New Democrat MP Heather McPherson says the arbitrarily detained Canadians, including many young children, are barely surviving in deplorable conditions, with no end in sight.
McPherson joined several human rights advocates at a news conference calling on Ottawa to take responsibility for citizens languishing in squalid camps.
More than three dozen Canadians are among the estimated thousands of foreign nationals held in Syrian camps by Kurdish forces that reclaimed the strife-torn region from the militant Islamic State of Iraq and the Levant.
The federal government has said Canada’s ability to provide consular assistance in Syria is extremely limited given the security situation on the ground.
Several families have turned to the Federal Court, saying the government’s refusal to step in breaches the Charter of Rights and Freedoms, the Citizenship Act and the Immigration and Refugee Protection Act.
McPherson said Canadians should not have to go to court to get the consular services they deserve.

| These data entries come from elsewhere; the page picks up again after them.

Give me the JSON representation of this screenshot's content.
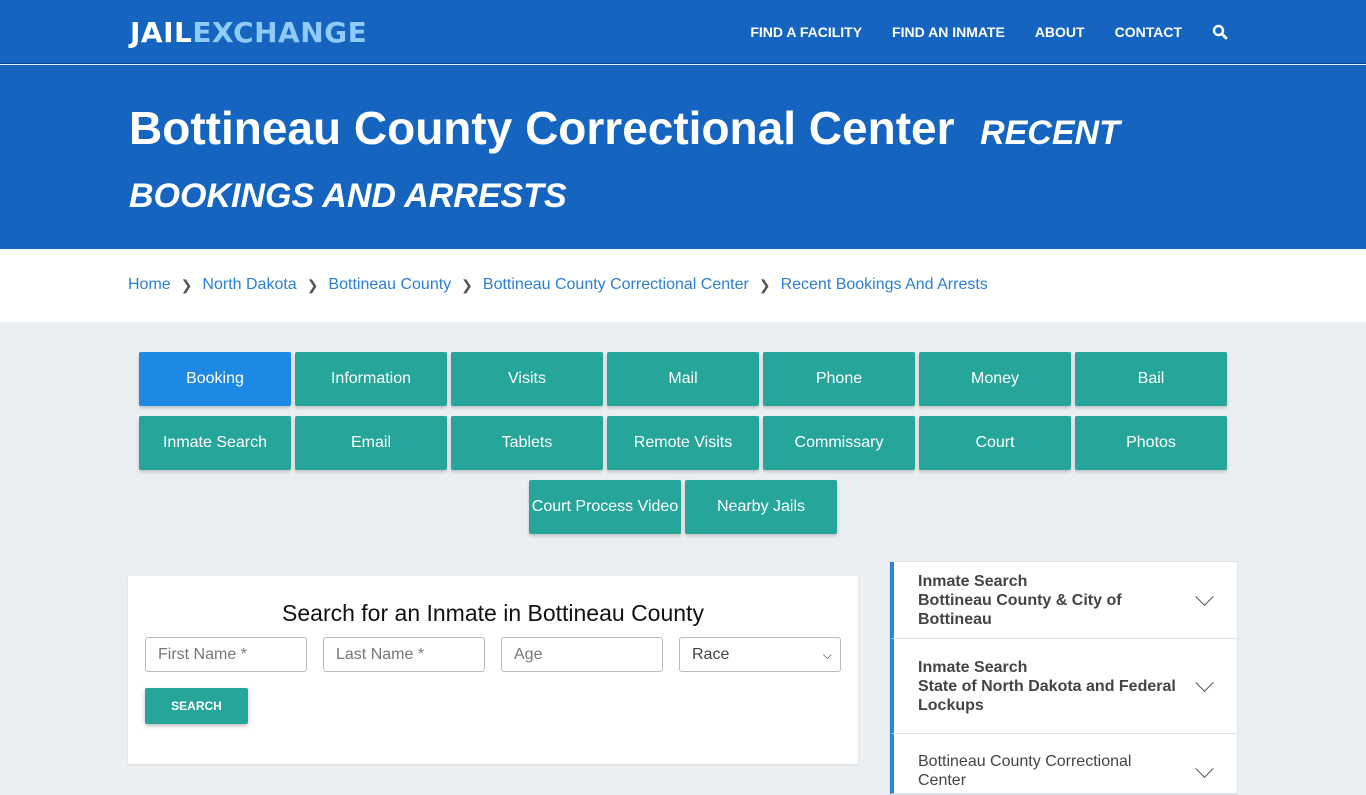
{
  "header": {
    "logo_part1": "JAIL",
    "logo_part2": "EXCHANGE",
    "nav": [
      {
        "label": "FIND A FACILITY"
      },
      {
        "label": "FIND AN INMATE"
      },
      {
        "label": "ABOUT"
      },
      {
        "label": "CONTACT"
      }
    ],
    "search_icon": "search-icon"
  },
  "hero": {
    "title": "Bottineau County Correctional Center",
    "subtitle": "RECENT BOOKINGS AND ARRESTS"
  },
  "breadcrumb": [
    {
      "label": "Home"
    },
    {
      "label": "North Dakota"
    },
    {
      "label": "Bottineau County"
    },
    {
      "label": "Bottineau County Correctional Center"
    },
    {
      "label": "Recent Bookings And Arrests"
    }
  ],
  "buttons": [
    {
      "label": "Booking",
      "active": true
    },
    {
      "label": "Information"
    },
    {
      "label": "Visits"
    },
    {
      "label": "Mail"
    },
    {
      "label": "Phone"
    },
    {
      "label": "Money"
    },
    {
      "label": "Bail"
    },
    {
      "label": "Inmate Search"
    },
    {
      "label": "Email"
    },
    {
      "label": "Tablets"
    },
    {
      "label": "Remote Visits"
    },
    {
      "label": "Commissary"
    },
    {
      "label": "Court"
    },
    {
      "label": "Photos"
    },
    {
      "label": "Court Process Video"
    },
    {
      "label": "Nearby Jails"
    }
  ],
  "search": {
    "title": "Search for an Inmate in Bottineau County",
    "first_name_placeholder": "First Name *",
    "last_name_placeholder": "Last Name *",
    "age_placeholder": "Age",
    "race_selected": "Race",
    "submit_label": "SEARCH"
  },
  "sidebar": {
    "items": [
      {
        "line1": "Inmate Search",
        "line2": "Bottineau County & City of Bottineau"
      },
      {
        "line1": "Inmate Search",
        "line2": "State of North Dakota and Federal Lockups"
      },
      {
        "line3": "Bottineau County Correctional Center"
      }
    ]
  },
  "colors": {
    "brand_blue": "#1565c0",
    "teal": "#26a69a",
    "active_blue": "#1e88e5",
    "link_blue": "#2b7fd1"
  }
}
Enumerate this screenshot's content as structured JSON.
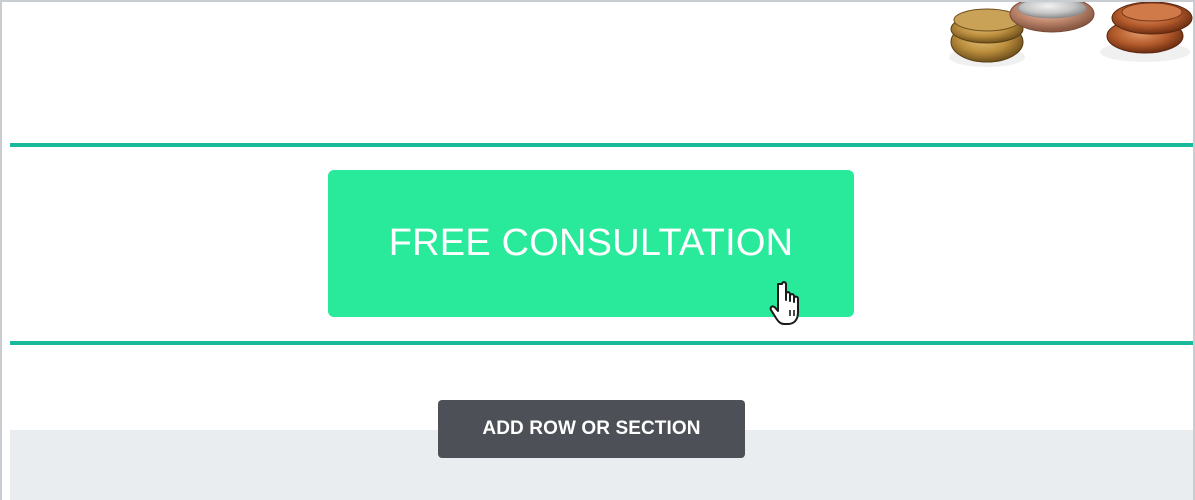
{
  "colors": {
    "row_border": "#19b99a",
    "cta_background": "#29ea9a",
    "cta_text": "#ffffff",
    "add_button_background": "#4d5157",
    "footer_background": "#e9edf0",
    "frame_border": "#c9cdd1"
  },
  "hero": {
    "image": "coins-photo"
  },
  "cta": {
    "label": "FREE CONSULTATION"
  },
  "editor": {
    "add_row_label": "ADD ROW OR SECTION"
  },
  "cursor": {
    "icon": "hand-pointer-icon"
  }
}
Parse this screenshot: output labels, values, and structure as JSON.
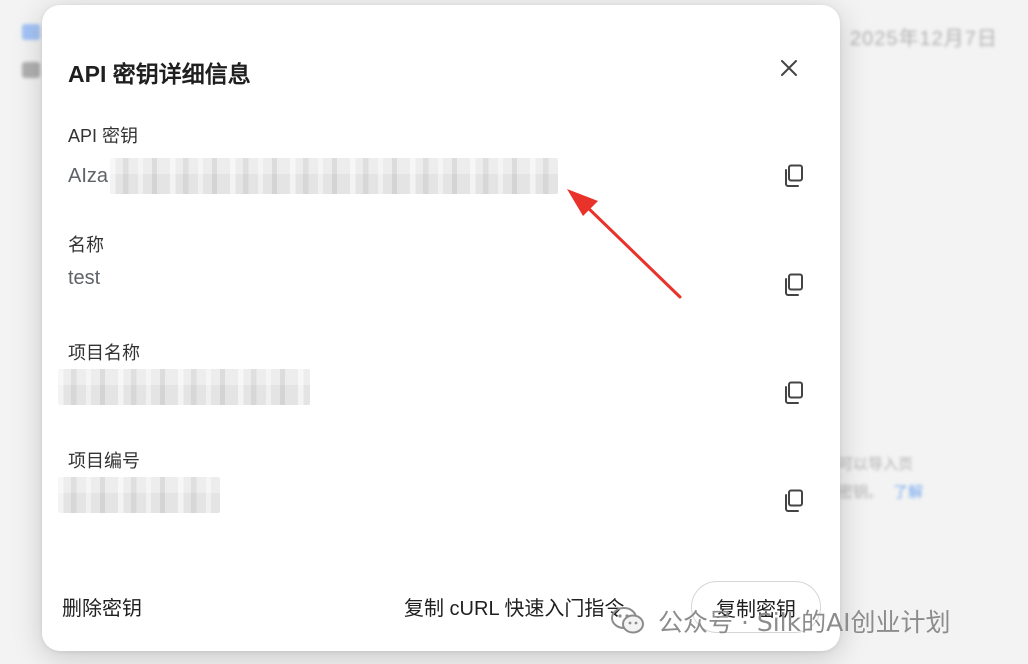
{
  "background": {
    "date": "2025年12月7日",
    "hint_line1": "可以导入页",
    "hint_line2": "密钥。",
    "learn_more": "了解"
  },
  "dialog": {
    "title": "API 密钥详细信息",
    "close_icon": "close-icon",
    "fields": [
      {
        "label": "API 密钥",
        "value_prefix": "AIza",
        "redacted": true
      },
      {
        "label": "名称",
        "value": "test",
        "redacted": false
      },
      {
        "label": "项目名称",
        "redacted": true
      },
      {
        "label": "项目编号",
        "redacted": true
      }
    ],
    "copy_icon": "copy-icon",
    "footer": {
      "delete_label": "删除密钥",
      "curl_label": "复制 cURL 快速入门指令",
      "copy_key_label": "复制密钥"
    }
  },
  "annotation": {
    "arrow_color": "#e8322a"
  },
  "watermark": {
    "text": "公众号 · Silk的AI创业计划",
    "icon": "wechat-icon"
  }
}
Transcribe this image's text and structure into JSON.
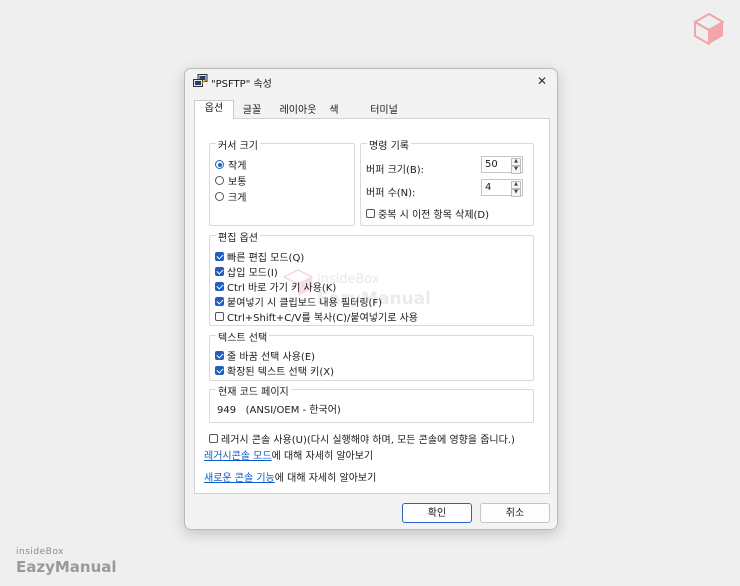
{
  "watermark": {
    "brand_small": "insideBox",
    "brand_big": "EazyManual",
    "center_text_1": "insideBox",
    "center_text_2": "EazyManual"
  },
  "dialog": {
    "title": "\"PSFTP\" 속성",
    "tabs": [
      "옵션",
      "글꼴",
      "레이아웃",
      "색",
      "터미널"
    ],
    "cursor_size": {
      "label": "커서 크기",
      "options": [
        {
          "label": "작게",
          "selected": true
        },
        {
          "label": "보통",
          "selected": false
        },
        {
          "label": "크게",
          "selected": false
        }
      ]
    },
    "command_history": {
      "label": "명령 기록",
      "buffer_size_label": "버퍼 크기(B):",
      "buffer_size_value": "50",
      "buffer_count_label": "버퍼 수(N):",
      "buffer_count_value": "4",
      "discard_duplicates_label": "중복 시 이전 항목 삭제(D)",
      "discard_duplicates_checked": false
    },
    "edit_options": {
      "label": "편집 옵션",
      "items": [
        {
          "label": "빠른 편집 모드(Q)",
          "checked": true
        },
        {
          "label": "삽입 모드(I)",
          "checked": true
        },
        {
          "label": "Ctrl 바로 가기 키 사용(K)",
          "checked": true
        },
        {
          "label": "붙여넣기 시 클립보드 내용 필터링(F)",
          "checked": true
        },
        {
          "label": "Ctrl+Shift+C/V를 복사(C)/붙여넣기로 사용",
          "checked": false
        }
      ]
    },
    "text_selection": {
      "label": "텍스트 선택",
      "items": [
        {
          "label": "줄 바꿈 선택 사용(E)",
          "checked": true
        },
        {
          "label": "확장된 텍스트 선택 키(X)",
          "checked": true
        }
      ]
    },
    "code_page": {
      "label": "현재 코드 페이지",
      "value": "949   (ANSI/OEM - 한국어)"
    },
    "legacy_console": {
      "label": "레거시 콘솔 사용(U)(다시 실행해야 하며, 모든 콘솔에 영향을 줍니다.)",
      "checked": false
    },
    "legacy_link": {
      "link_text": "레거시콘솔 모드",
      "suffix": "에 대해 자세히 알아보기"
    },
    "new_features_link": {
      "link_text": "새로운 콘솔 기능",
      "suffix": "에 대해 자세히 알아보기"
    },
    "ok_label": "확인",
    "cancel_label": "취소"
  }
}
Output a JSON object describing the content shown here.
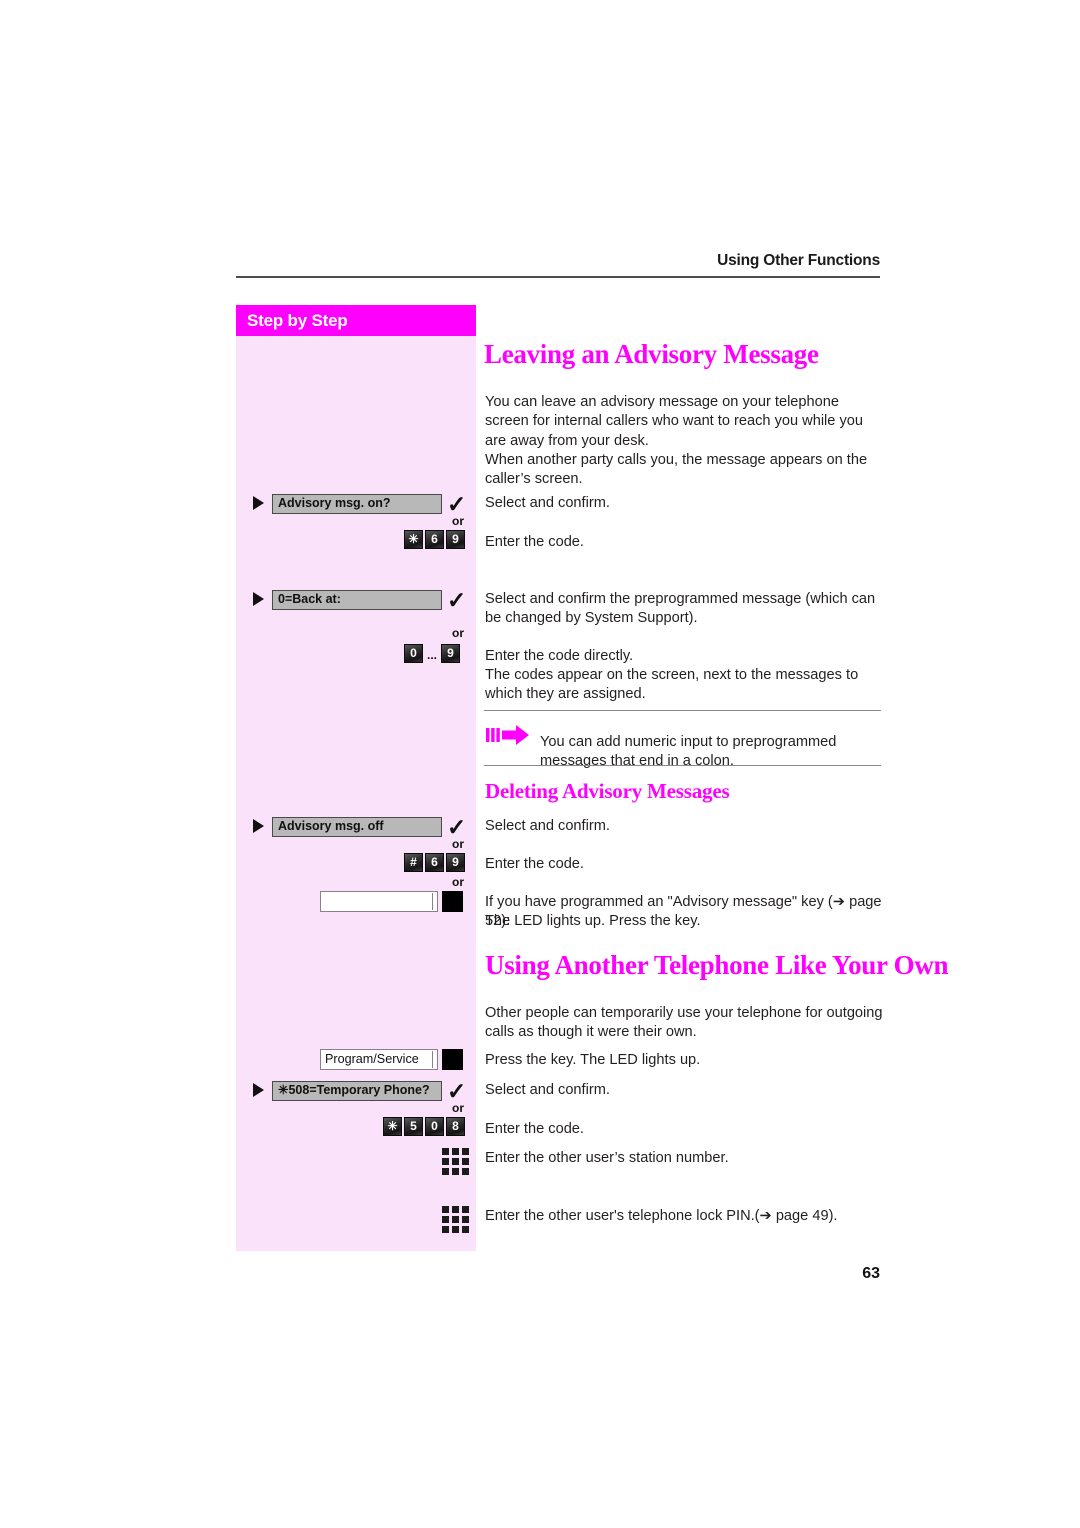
{
  "page": {
    "running_head": "Using Other Functions",
    "number": "63"
  },
  "sidebar": {
    "header_label": "Step by Step",
    "bg_color": "#fbe2fb",
    "header_color": "#ff00ff"
  },
  "sections": {
    "advisory": {
      "title": "Leaving an Advisory Message",
      "intro_1": "You can leave an advisory message on your telephone screen for internal callers who want to reach you while you are away from your desk.",
      "intro_2": "When another party calls you, the message appears on the caller’s screen.",
      "step1": {
        "option_label": "Advisory msg. on?",
        "confirm_glyph": "✓",
        "or": "or",
        "keys": [
          "✳",
          "6",
          "9"
        ],
        "desc_select": "Select and confirm.",
        "desc_code": "Enter the code."
      },
      "step2": {
        "option_label": "0=Back at:",
        "confirm_glyph": "✓",
        "or": "or",
        "keys": [
          "0",
          "...",
          "9"
        ],
        "desc_select": "Select and confirm the preprogrammed message (which can be changed by System Support).",
        "desc_code_1": "Enter the code directly.",
        "desc_code_2": "The codes appear on the screen, next to the messages to which they are assigned."
      },
      "note": {
        "text": "You can add numeric input to preprogrammed messages that end in a colon.",
        "arrow_color": "#ff00ff"
      }
    },
    "deleting": {
      "title": "Deleting Advisory Messages",
      "option_label": "Advisory msg. off",
      "confirm_glyph": "✓",
      "or_1": "or",
      "or_2": "or",
      "keys": [
        "#",
        "6",
        "9"
      ],
      "desc_select": "Select and confirm.",
      "desc_code": "Enter the code.",
      "desc_key_1": "If you have programmed an \"Advisory message\" key (➔ page 52):",
      "desc_key_2": "The LED lights up. Press the key.",
      "blank_key_label": ""
    },
    "another_phone": {
      "title": "Using Another Telephone Like Your Own",
      "intro": "Other people can temporarily use your telephone for outgoing calls as though it were their own.",
      "program_key_label": "Program/Service",
      "desc_press_key": "Press the key. The LED lights up.",
      "option_label": "✳508=Temporary Phone?",
      "confirm_glyph": "✓",
      "or": "or",
      "keys": [
        "✳",
        "5",
        "0",
        "8"
      ],
      "desc_select": "Select and confirm.",
      "desc_code": "Enter the code.",
      "desc_station": "Enter the other user’s station number.",
      "desc_pin": "Enter the other user's telephone lock PIN.(➔ page 49)."
    }
  }
}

“This problem is a challenging one, yes, but it is not one where the government can look away. A government cannot evade its responsibilities towards its citizens, and it must not make decisions based on fear,” she said.
“All Canadians in northeast Syria need to be repatriated, reintegrated and resettled in Canada. And anyone who may have committed crimes should be prosecuted here under our judicial system. Other countries have done this, but Canada has not yet shown the political will.”
Green MP Elizabeth May said she could not understand why Canada is not urgently repatriating all of its citizens, calling the federal excuses paper thin. “How can we turn our backs on these Canadians?”
Monia Mazigh drew a parallel between the fate of the detainees and her husband Maher Arar, who was detained in Syria two decades ago.
“They were never charged with any crimes, their Canadian families want them home, but the Canadian government is stopping them,” she said Thursday.
Arar, a Syrian-born Canadian, was detained in New York in September 2002 and soon after deported by U.S. authorities — winding up in a grave-like cell in Damascus.
Under torture, the Ottawa telecommunications engineer gave false confessions to Syrian military intelligence officers about supposed collaboration with Osama bin Laden’s al-Qaida network.
A federal inquiry concluded that faulty information the RCMP passed to the United States very likely led to Arar’s yearlong ordeal.